Friday, April 22, 2016

The Teach for America/Obama Fallacy That Is Undermining Our Public Schools


Barack Obama, as one of my brilliant students is documenting in his senior thesis, was our first "internet president." He used social media to get his message across, stay in touch with voters, and out organize his opponents whether in political campaigns or in Congress.
This approach fit in perfectly with Mr Obama's belief that the application of technology was the most effective path to bringing new talent and energy to the solution of longstanding social problems. Just as young, tech savvy people were the key to the success of his political campaigns, so they would be to creating innovative solutions in health care and education policy He would bring "the best and the brightest" young people out of Ivy League schools and tech companies to shake up and streamline areas of social policies filled with inefficiencies
In education, President Obama's strategy was to flood public schools with talented young people and drive the "dead wood" out with data driven methods of school and teacher evaluation.

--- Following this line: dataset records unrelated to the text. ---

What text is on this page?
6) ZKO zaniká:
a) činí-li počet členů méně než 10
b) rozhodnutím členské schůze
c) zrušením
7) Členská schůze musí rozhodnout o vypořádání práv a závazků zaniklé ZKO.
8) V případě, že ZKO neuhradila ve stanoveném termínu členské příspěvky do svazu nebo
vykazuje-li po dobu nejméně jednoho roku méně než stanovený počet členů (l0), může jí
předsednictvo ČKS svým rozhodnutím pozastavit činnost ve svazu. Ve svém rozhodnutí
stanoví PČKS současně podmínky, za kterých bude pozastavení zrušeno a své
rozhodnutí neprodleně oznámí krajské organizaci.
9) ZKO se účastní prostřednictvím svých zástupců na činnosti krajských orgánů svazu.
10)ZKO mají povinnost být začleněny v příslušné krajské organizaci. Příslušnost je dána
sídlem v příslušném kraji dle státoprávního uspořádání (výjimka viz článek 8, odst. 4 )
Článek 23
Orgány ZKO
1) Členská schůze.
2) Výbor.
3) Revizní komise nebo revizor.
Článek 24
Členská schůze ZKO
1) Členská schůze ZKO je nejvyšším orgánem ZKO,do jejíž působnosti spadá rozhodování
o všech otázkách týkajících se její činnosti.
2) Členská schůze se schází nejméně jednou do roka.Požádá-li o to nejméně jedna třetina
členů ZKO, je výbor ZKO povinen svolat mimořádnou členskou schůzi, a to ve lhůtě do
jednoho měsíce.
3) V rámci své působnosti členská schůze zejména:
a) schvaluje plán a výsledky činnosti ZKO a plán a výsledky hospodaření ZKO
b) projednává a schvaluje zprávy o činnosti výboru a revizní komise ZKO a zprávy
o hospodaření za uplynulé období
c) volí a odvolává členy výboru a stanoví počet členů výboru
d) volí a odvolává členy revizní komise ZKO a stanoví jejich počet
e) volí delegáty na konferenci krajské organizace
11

Schools which failed to perform would be closed, veteran teachers who failed to produce results fired, and the path would be cleared or dramatic changes in performance, especially in poor and moderate income communities by creating charter schools freed from bureaucratic restraints. And Teach for America would be brought in to assure schools old and new would have top talent from the nation's best universities rather than poorly trained students from teacher education programs who represented the bulk of the nation's teachers
It was an extraordinarily seductive vision, especially since it was endorsed, and financed by some of the nation's wealthiest and successful business entrepreneurs like Michael Bloomberg, Bill Gates, and Eli Broad, people who had used technology to revolutionize their own fields
Unfortunately, it has failed miserably in every possible respect, from raising the nation's position in global educational rankings, to reducing inequities by race and class, to improving the quality of candidates for the teaching profession
Why? Because the data driven transformation of schools and teaching- characterized by scripting, intimidation and stress- that the President has pushed has made the profession so unattractive that the best older teachers have left and the new "highly qualified" ones brought in through Teach for America don't stay.
What you have is the worst of all possible worlds- Schools so stress filled that no one can stand to teach in them for more than a few years.
How students are supposed to benefit from this no one has figured out!